Que seriez-vous prêts à risquer pour 5 millions?
Zara a 29 ans. Avec ses trente mille livres de salaire annuel, des week-ends éthyliques, une vie personnelle chaotique, des amitiés bordéliques, une garde-robe maladroite et une maman alcoolique, elle n’a «jamais été heureuse».
C’est son chef direct qui lui balancera cette cruelle vérité au visage, lorsqu’ils seront poursuivis par les agents du MI5, les flics de Londres et une grappe de tueurs à la mitraillette nerveuse.
Un matin, au cœur de la City, la société Lochmill Capital, spécialisée dans les fonds de pension pour retraités, est prise d’assaut par des malfrats masqués, armés, déterminés.

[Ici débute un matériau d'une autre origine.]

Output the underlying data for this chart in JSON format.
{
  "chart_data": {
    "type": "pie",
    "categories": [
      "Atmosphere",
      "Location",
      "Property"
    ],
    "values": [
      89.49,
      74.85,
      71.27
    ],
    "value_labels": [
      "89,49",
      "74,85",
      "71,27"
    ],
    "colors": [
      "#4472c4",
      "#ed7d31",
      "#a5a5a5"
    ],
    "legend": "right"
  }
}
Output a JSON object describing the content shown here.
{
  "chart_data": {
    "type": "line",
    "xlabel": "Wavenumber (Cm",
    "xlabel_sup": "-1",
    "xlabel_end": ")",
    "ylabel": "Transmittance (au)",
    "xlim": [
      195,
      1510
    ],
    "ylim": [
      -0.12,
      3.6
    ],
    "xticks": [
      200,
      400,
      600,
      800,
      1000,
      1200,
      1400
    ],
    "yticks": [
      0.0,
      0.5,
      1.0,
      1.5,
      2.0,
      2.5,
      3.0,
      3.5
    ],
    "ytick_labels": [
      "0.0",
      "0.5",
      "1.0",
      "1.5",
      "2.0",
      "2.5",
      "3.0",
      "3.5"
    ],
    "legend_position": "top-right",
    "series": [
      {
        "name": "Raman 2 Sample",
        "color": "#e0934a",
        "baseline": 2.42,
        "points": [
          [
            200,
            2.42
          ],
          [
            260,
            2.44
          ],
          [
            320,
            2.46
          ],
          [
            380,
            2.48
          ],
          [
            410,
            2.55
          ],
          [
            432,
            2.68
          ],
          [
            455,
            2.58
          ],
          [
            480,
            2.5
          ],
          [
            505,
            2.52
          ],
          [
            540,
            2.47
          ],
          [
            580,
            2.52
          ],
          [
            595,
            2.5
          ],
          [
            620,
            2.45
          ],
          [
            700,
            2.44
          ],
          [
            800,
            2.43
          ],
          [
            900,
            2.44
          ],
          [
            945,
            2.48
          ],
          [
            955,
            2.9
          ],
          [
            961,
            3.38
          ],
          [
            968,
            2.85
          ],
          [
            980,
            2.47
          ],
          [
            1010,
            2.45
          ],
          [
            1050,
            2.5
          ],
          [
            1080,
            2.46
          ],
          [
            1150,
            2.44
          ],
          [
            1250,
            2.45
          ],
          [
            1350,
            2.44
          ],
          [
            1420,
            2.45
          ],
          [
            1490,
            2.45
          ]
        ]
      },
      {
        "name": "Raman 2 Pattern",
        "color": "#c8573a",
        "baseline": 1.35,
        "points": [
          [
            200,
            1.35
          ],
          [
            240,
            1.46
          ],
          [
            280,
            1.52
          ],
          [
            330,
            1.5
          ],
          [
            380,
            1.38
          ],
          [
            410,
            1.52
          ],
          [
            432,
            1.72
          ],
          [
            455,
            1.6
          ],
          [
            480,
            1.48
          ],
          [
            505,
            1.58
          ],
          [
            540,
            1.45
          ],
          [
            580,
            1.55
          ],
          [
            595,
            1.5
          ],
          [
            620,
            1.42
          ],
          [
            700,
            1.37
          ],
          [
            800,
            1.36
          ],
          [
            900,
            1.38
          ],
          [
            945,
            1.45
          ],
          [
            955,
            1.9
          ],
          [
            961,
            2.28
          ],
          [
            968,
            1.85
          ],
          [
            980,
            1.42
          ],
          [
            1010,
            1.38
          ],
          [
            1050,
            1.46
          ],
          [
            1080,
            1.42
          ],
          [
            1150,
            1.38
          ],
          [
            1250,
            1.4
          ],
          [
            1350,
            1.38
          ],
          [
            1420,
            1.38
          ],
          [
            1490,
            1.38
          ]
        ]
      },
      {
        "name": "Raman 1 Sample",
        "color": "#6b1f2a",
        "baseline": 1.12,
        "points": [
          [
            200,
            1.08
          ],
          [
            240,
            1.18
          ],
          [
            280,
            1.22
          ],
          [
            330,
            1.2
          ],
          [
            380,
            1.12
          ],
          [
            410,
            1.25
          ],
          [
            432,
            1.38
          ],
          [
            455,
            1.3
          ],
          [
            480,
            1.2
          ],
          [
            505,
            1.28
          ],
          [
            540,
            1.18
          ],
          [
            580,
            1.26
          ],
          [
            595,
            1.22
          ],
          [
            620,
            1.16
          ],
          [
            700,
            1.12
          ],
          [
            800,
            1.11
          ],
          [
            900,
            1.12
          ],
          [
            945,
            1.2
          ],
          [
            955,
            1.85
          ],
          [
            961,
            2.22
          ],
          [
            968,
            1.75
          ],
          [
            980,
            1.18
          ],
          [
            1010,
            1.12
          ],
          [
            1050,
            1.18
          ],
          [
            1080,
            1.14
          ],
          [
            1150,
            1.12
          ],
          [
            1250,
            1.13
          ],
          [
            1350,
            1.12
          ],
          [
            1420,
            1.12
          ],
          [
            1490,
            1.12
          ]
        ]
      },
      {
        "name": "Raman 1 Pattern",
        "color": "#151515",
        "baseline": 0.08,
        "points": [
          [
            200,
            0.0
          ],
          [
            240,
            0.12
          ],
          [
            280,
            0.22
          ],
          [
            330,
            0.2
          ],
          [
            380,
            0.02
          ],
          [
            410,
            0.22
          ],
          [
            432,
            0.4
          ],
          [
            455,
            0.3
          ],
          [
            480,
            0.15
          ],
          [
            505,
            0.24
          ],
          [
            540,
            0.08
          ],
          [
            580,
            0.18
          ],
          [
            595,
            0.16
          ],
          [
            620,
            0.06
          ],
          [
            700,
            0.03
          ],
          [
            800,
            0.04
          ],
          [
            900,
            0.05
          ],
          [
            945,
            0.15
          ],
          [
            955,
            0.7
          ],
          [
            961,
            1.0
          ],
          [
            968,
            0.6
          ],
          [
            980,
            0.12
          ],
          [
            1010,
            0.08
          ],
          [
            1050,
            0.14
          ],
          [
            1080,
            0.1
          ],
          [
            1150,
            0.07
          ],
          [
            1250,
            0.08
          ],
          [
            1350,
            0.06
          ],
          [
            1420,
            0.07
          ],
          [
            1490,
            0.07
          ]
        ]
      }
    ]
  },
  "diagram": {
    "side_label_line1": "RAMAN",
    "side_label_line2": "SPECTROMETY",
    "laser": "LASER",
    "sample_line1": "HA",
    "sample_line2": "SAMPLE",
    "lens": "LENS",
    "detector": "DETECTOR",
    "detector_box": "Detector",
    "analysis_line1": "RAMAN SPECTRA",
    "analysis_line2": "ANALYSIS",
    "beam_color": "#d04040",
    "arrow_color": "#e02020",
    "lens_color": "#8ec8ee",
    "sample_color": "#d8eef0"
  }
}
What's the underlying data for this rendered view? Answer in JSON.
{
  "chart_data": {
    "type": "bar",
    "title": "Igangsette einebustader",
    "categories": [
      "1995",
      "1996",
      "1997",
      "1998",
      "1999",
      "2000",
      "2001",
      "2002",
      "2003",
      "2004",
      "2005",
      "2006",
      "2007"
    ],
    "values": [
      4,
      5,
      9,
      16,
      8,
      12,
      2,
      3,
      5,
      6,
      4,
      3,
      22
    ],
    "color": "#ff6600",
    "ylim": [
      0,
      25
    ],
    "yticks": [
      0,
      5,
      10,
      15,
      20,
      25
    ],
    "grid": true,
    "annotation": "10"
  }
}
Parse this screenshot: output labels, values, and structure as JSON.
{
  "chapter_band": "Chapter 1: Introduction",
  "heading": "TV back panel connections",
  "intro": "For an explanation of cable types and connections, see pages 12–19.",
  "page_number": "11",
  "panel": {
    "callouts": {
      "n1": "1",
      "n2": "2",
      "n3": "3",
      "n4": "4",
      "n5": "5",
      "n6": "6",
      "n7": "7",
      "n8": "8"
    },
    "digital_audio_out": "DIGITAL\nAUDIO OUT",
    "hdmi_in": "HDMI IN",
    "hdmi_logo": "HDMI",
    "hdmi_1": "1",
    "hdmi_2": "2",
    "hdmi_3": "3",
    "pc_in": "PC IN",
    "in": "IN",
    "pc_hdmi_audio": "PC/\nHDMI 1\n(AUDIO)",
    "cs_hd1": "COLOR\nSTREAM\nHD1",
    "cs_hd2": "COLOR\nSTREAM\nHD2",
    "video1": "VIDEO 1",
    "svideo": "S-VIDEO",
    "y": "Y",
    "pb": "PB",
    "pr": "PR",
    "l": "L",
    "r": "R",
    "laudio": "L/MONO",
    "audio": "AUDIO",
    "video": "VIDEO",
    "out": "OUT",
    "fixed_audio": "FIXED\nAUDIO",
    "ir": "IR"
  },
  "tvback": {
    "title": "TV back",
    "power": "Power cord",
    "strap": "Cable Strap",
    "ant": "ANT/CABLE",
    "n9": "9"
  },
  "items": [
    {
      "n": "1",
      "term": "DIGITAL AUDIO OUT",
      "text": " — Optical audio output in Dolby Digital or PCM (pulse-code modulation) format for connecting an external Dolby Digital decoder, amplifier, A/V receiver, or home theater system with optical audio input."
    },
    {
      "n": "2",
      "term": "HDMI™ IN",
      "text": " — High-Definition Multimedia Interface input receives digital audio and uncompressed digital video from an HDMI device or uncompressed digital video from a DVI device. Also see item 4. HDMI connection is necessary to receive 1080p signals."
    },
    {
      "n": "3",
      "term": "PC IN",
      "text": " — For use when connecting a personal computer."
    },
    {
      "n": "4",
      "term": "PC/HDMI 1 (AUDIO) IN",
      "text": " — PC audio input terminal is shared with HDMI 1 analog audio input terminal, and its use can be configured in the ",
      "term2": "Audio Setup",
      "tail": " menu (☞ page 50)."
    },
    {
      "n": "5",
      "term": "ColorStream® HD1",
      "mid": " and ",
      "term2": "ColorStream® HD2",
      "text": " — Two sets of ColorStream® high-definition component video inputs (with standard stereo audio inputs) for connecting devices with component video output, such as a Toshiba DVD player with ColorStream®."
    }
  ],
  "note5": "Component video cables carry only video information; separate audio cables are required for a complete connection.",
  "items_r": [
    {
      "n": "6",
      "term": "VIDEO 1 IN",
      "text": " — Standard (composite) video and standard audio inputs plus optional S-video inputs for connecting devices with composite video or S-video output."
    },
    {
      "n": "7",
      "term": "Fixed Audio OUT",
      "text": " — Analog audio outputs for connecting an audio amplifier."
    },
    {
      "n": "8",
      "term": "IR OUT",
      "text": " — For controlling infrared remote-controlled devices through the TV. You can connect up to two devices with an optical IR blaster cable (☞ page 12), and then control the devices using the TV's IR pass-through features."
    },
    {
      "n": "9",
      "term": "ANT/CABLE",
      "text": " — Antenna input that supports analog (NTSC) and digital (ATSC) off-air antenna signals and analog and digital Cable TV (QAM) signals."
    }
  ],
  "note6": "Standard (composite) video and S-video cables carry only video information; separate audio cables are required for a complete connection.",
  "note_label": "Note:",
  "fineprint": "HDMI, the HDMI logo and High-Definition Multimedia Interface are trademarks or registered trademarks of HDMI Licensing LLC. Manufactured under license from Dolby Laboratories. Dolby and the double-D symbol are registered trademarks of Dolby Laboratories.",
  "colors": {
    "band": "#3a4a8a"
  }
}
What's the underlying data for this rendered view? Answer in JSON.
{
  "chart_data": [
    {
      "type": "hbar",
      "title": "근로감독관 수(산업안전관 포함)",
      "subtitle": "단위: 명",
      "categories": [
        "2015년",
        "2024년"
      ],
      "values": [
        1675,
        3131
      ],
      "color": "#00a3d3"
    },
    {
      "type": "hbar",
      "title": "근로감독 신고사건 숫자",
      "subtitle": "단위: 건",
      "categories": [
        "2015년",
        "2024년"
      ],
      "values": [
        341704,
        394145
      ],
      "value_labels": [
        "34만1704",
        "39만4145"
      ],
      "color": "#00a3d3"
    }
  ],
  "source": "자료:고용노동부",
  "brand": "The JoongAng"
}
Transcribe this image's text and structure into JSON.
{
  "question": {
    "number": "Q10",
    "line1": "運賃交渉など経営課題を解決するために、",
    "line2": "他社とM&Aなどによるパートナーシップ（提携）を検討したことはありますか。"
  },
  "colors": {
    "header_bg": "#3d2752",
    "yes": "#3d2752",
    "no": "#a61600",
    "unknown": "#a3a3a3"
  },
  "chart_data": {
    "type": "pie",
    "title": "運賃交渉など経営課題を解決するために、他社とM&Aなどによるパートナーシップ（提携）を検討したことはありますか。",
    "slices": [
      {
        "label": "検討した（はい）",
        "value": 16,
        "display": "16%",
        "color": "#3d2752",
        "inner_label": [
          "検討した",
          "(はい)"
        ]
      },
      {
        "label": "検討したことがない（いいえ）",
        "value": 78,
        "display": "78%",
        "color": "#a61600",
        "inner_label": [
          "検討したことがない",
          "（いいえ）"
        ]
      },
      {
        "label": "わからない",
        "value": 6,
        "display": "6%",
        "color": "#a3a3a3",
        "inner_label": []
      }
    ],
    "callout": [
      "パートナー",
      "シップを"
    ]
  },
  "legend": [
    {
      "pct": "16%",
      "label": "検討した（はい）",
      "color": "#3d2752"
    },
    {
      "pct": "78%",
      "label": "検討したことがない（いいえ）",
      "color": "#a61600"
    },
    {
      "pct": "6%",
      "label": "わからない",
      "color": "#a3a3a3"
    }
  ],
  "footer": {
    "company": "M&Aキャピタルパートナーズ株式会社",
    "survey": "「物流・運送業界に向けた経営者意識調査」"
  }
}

Une fois les employés séquestrés dans la grande salle de réunion, moyennant quelques coups de crosse dans la mâchoire, deux pions de l’entreprise sont réquisitionnés pour rendre possible ce qui deviendra le plus impressionnant braquage que Londres ait connu. Avec son collègue Luke, Zara se retrouve à devoir valider le transfert de 4 milliards de dollars en cryptomonnaie, deux clics et un coup de fil.
Le canon d’un flingue sur la tempe.
La bande-annonce:
Une fortune colossale qui aurait dû finir dans les poches trouées de dizaines de milliers de retraités britanniques dans le besoin. Quels odieux personnages sont à ce point cyniques pour voler la pension des plus pauvres? Robin des bois se retourne dans sa tombe et la capitale est sous le choc.
Si Zara et son collègue se retrouvent instantanément au centre de l’attention, c’est que le jeune et mystérieux inspecteur Rhys Kovac peine à croire à un braquage d’une telle ingéniosité sans complicités internes.
Et nous avec.
Incarnée par la bluffante Sophie Turner (de Game of Thrones à la prochaine Lara Croft), la suspecte va à la fois craquer en quelques heures et déployer un trésor d’ingéniosité pour tenter de se dépatouiller dans ce qui n’est autre qu’une sinueuse affaire d’Etat. Tout l’intérêt de cette nouvelle série disponible sur Prime Video réside dans le profil furieusement ordinaire des jeunes antihéros.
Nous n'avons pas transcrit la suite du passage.